Big enterprises that employ a large number of Agile teams to produce software applications face numerous challenges to keep their business healthy. Not only the technical aspects of different applications play a role here, but also a lot of organizational aspects. Think of attracting new talent, roll out training sessions, deal with security issues, etc. Another challenge which pops up now and then has to do with centralized versus federated control for various initiatives. The global DevOps movement pushes team autonomy since one of the core values is to strive for speed and agility. Teams need to be flexible when (external) factors demand so. However, sometimes this conflicts with the overall strategy and governance of the enterprise. Today we will explore key topics to decide about centralized versus federated control.
First of all, let’s find out what the main differences between centralized control and federated control are. Seen from the perspective of the tools and platforms that are needed to support the entire IT transformation from Agile/scrum towards DevSecOps, centralized control means that a dedicated IT team decides about it. In contrary, using the federated approach, the developer teams enjoy much more freedom of choice, thus choosing their own solutions and direction for their projects.
Both types of control offer benefits and drawbacks. Important considerations are summarized below.
- Project management is more efficient using the centralized approach, there is a central way to track progress.
- A centralized approach mostly introduces fewer risks compared to federated control.
- Using the centralized method, you need to employ a dedicated group of professionals with the right level of mandate and trust of the other departments. Otherwise the initiative strands. At the same time, the other departments might feel they are losing control.
- When applying the federated approach, individual teams can go faster since they do not need to wait for the centralized team. It can also help to improve collaboration with other teams since they might need them during their day to day work.
- The decision making process comes closer to where the expertise lies, this is especially true if there are major differences between the developer teams.
- From an organizational point of view, it’s much more difficult to measure progress and track changes if all teams have the freedom to do things their own way.
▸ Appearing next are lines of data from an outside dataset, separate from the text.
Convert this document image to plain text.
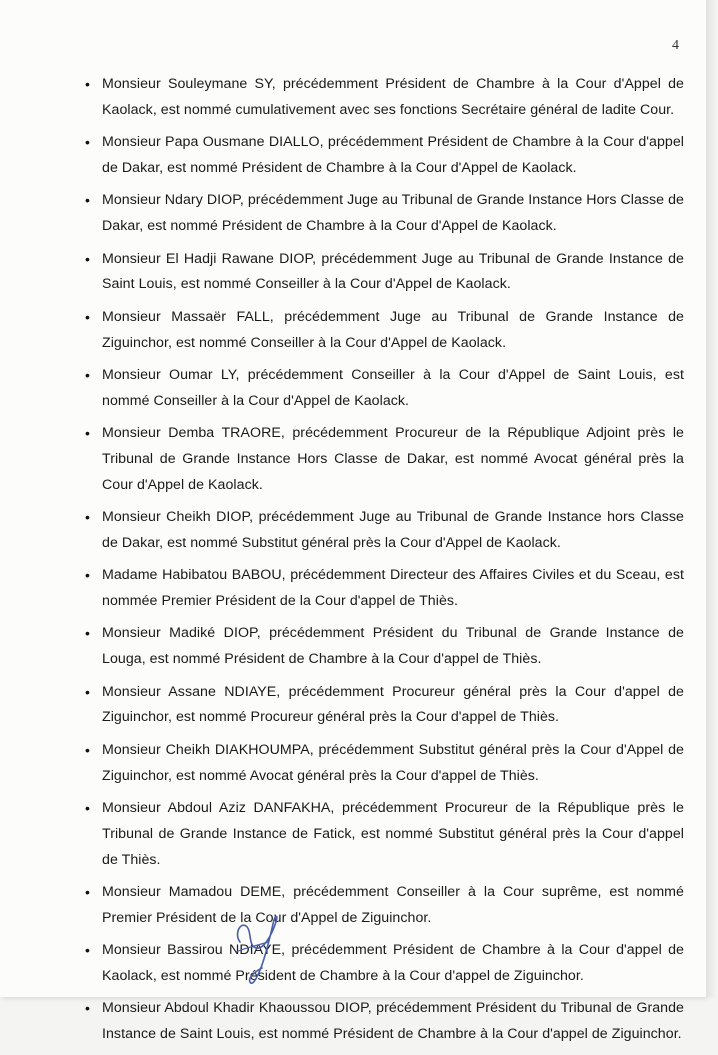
4
• Monsieur Souleymane SY, précédemment Président de Chambre à la Cour d'Appel de Kaolack, est nommé cumulativement avec ses fonctions Secrétaire général de ladite Cour.
• Monsieur Papa Ousmane DIALLO, précédemment Président de Chambre à la Cour d'appel de Dakar, est nommé Président de Chambre à la Cour d'Appel de Kaolack.
• Monsieur Ndary DIOP, précédemment Juge au Tribunal de Grande Instance Hors Classe de Dakar, est nommé Président de Chambre à la Cour d'Appel de Kaolack.
• Monsieur El Hadji Rawane DIOP, précédemment Juge au Tribunal de Grande Instance de Saint Louis, est nommé Conseiller à la Cour d'Appel de Kaolack.
• Monsieur Massaër FALL, précédemment Juge au Tribunal de Grande Instance de Ziguinchor, est nommé Conseiller à la Cour d'Appel de Kaolack.
• Monsieur Oumar LY, précédemment Conseiller à la Cour d'Appel de Saint Louis, est nommé Conseiller à la Cour d'Appel de Kaolack.
• Monsieur Demba TRAORE, précédemment Procureur de la République Adjoint près le Tribunal de Grande Instance Hors Classe de Dakar, est nommé Avocat général près la Cour d'Appel de Kaolack.
• Monsieur Cheikh DIOP, précédemment Juge au Tribunal de Grande Instance hors Classe de Dakar, est nommé Substitut général près la Cour d'Appel de Kaolack.
• Madame Habibatou BABOU, précédemment Directeur des Affaires Civiles et du Sceau, est nommée Premier Président de la Cour d'appel de Thiès.
• Monsieur Madiké DIOP, précédemment Président du Tribunal de Grande Instance de Louga, est nommé Président de Chambre à la Cour d'appel de Thiès.
• Monsieur Assane NDIAYE, précédemment Procureur général près la Cour d'appel de Ziguinchor, est nommé Procureur général près la Cour d'appel de Thiès.
• Monsieur Cheikh DIAKHOUMPA, précédemment Substitut général près la Cour d'Appel de Ziguinchor, est nommé Avocat général près la Cour d'appel de Thiès.
• Monsieur Abdoul Aziz DANFAKHA, précédemment Procureur de la République près le Tribunal de Grande Instance de Fatick, est nommé Substitut général près la Cour d'appel de Thiès.
• Monsieur Mamadou DEME, précédemment Conseiller à la Cour suprême, est nommé Premier Président de la Cour d'Appel de Ziguinchor.
• Monsieur Bassirou NDIAYE, précédemment Président de Chambre à la Cour d'appel de Kaolack, est nommé Président de Chambre à la Cour d'appel de Ziguinchor.
• Monsieur Abdoul Khadir Khaoussou DIOP, précédemment Président du Tribunal de Grande Instance de Saint Louis, est nommé Président de Chambre à la Cour d'appel de Ziguinchor.
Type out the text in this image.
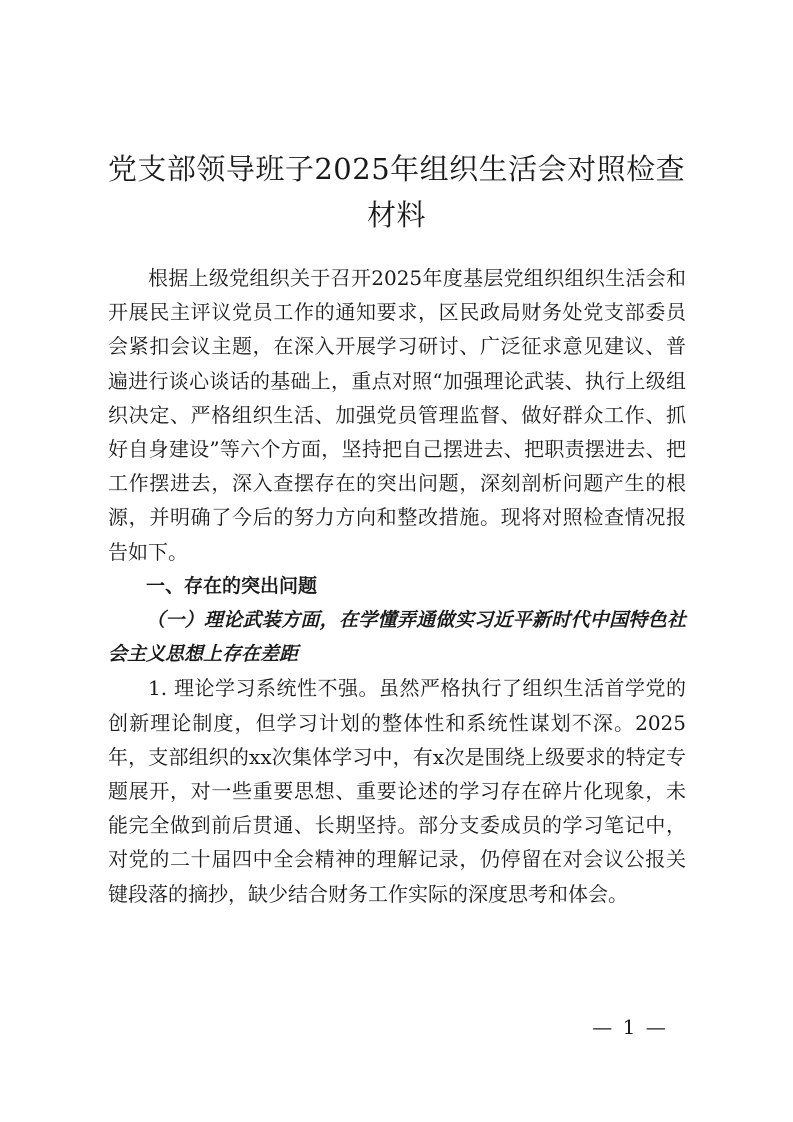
党支部领导班子2025年组织生活会对照检查
材料

根据上级党组织关于召开2025年度基层党组织组织生活会和开展民主评议党员工作的通知要求，区民政局财务处党支部委员会紧扣会议主题，在深入开展学习研讨、广泛征求意见建议、普遍进行谈心谈话的基础上，重点对照“加强理论武装、执行上级组织决定、严格组织生活、加强党员管理监督、做好群众工作、抓好自身建设”等六个方面，坚持把自己摆进去、把职责摆进去、把工作摆进去，深入查摆存在的突出问题，深刻剖析问题产生的根源，并明确了今后的努力方向和整改措施。现将对照检查情况报告如下。

一、存在的突出问题

（一）理论武装方面，在学懂弄通做实习近平新时代中国特色社会主义思想上存在差距

1. 理论学习系统性不强。虽然严格执行了组织生活首学党的创新理论制度，但学习计划的整体性和系统性谋划不深。2025年，支部组织的xx次集体学习中，有x次是围绕上级要求的特定专题展开，对一些重要思想、重要论述的学习存在碎片化现象，未能完全做到前后贯通、长期坚持。部分支委成员的学习笔记中，对党的二十届四中全会精神的理解记录，仍停留在对会议公报关键段落的摘抄，缺少结合财务工作实际的深度思考和体会。

— 1 —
On top of that, it’s also difficult to communicate a change management strategy to all the teams since it has a different impact on all of them.
This list is never complete, but acts as a frame of reference to explore the following topics in more detail.
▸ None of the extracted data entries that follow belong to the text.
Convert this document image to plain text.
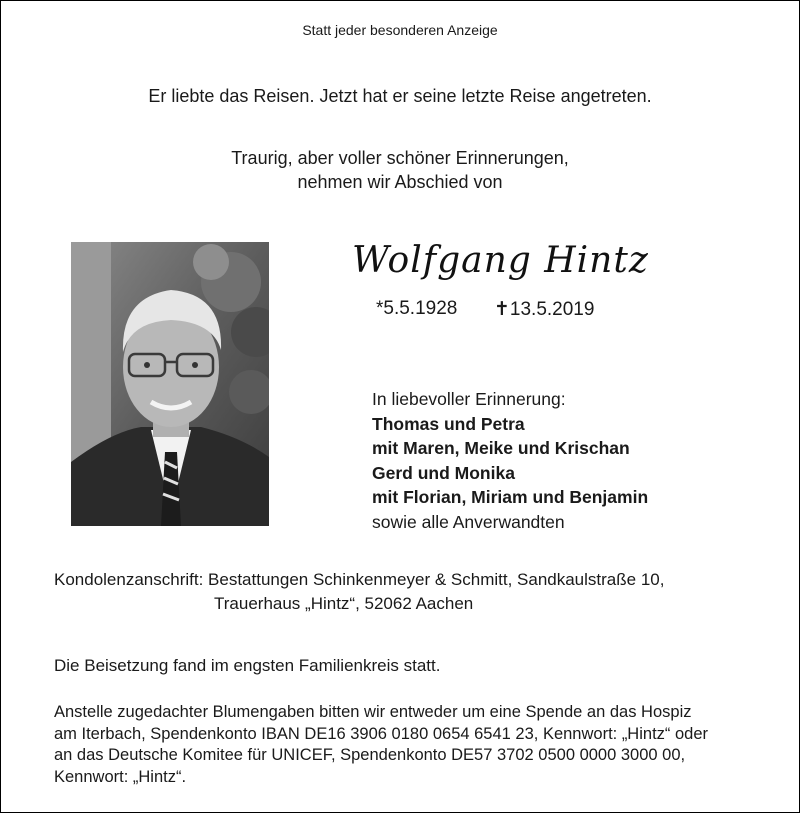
Statt jeder besonderen Anzeige
Er liebte das Reisen. Jetzt hat er seine letzte Reise angetreten.
Traurig, aber voller schöner Erinnerungen,
nehmen wir Abschied von
Wolfgang Hintz
*5.5.1928 ✝13.5.2019
In liebevoller Erinnerung:
Thomas und Petra
mit Maren, Meike und Krischan
Gerd und Monika
mit Florian, Miriam und Benjamin
sowie alle Anverwandten
Kondolenzanschrift: Bestattungen Schinkenmeyer & Schmitt, Sandkaulstraße 10,
Trauerhaus „Hintz“, 52062 Aachen
Die Beisetzung fand im engsten Familienkreis statt.
Anstelle zugedachter Blumengaben bitten wir entweder um eine Spende an das Hospiz
am Iterbach, Spendenkonto IBAN DE16 3906 0180 0654 6541 23, Kennwort: „Hintz“ oder
an das Deutsche Komitee für UNICEF, Spendenkonto DE57 3702 0500 0000 3000 00,
Kennwort: „Hintz“.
Perhaps one of the hottest topics of the last couple of years. In many companies there is a “battle” of centralized and thus standardized pipelines versus custom pipelines (per team / application).
Centralized pipelines offer a great opportunity for developer teams that share the same tech stack, application structure and functional requirements. In essence, they can literally copy and paste a simple pipeline configuration file such as a Jenkinsfile, an azure-pipelines.yaml file or a .gitlab-ci.yaml file and adjust it to fit their situation. Since the standard pipeline consists of multiple “building blocks” (think of a Lint step, a SAST analysis or an artifact upload step), developers can just fill in the variables to pass on to the pipeline templates.
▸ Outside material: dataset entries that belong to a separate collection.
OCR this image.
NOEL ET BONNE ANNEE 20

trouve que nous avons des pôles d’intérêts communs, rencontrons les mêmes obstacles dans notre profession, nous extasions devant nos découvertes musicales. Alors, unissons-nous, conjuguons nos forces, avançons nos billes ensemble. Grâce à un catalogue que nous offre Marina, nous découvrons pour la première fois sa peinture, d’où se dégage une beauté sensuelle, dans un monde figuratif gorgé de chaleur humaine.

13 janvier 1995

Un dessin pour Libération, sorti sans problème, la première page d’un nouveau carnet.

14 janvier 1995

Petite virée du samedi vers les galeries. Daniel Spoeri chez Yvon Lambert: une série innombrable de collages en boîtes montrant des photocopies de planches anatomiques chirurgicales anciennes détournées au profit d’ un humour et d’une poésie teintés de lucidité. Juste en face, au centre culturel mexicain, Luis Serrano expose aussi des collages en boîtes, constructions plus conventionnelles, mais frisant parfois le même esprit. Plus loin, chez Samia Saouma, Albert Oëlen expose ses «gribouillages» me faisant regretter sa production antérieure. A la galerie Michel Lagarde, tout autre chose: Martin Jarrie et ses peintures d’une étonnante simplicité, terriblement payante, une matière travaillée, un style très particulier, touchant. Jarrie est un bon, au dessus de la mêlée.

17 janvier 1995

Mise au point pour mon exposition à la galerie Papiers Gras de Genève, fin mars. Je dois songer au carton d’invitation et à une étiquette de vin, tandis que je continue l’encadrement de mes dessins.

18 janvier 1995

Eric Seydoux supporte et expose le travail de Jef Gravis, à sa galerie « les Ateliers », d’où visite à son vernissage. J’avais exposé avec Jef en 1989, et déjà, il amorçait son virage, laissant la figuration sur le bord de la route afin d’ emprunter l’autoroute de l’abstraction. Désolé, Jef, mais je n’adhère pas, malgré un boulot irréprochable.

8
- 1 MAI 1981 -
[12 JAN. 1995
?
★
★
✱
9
Rather inexperienced teams greatly benefit from this approach since they don’t need to understand the ins and outs of these (complex) pipelines. You do require a dedicated CI/CD pipeline team to build this standardized pipeline. Given the number of stakeholders (every application development team requires it), it can be a painful process to support all of the applications. It’s vital to choose with which tech stack you would start since you can’t do it all at the same time. Troubleshooting and offering support of these standard pipeline is rather easy since error messages are also generic and the CI/CD pipeline teams knows everything under the hood.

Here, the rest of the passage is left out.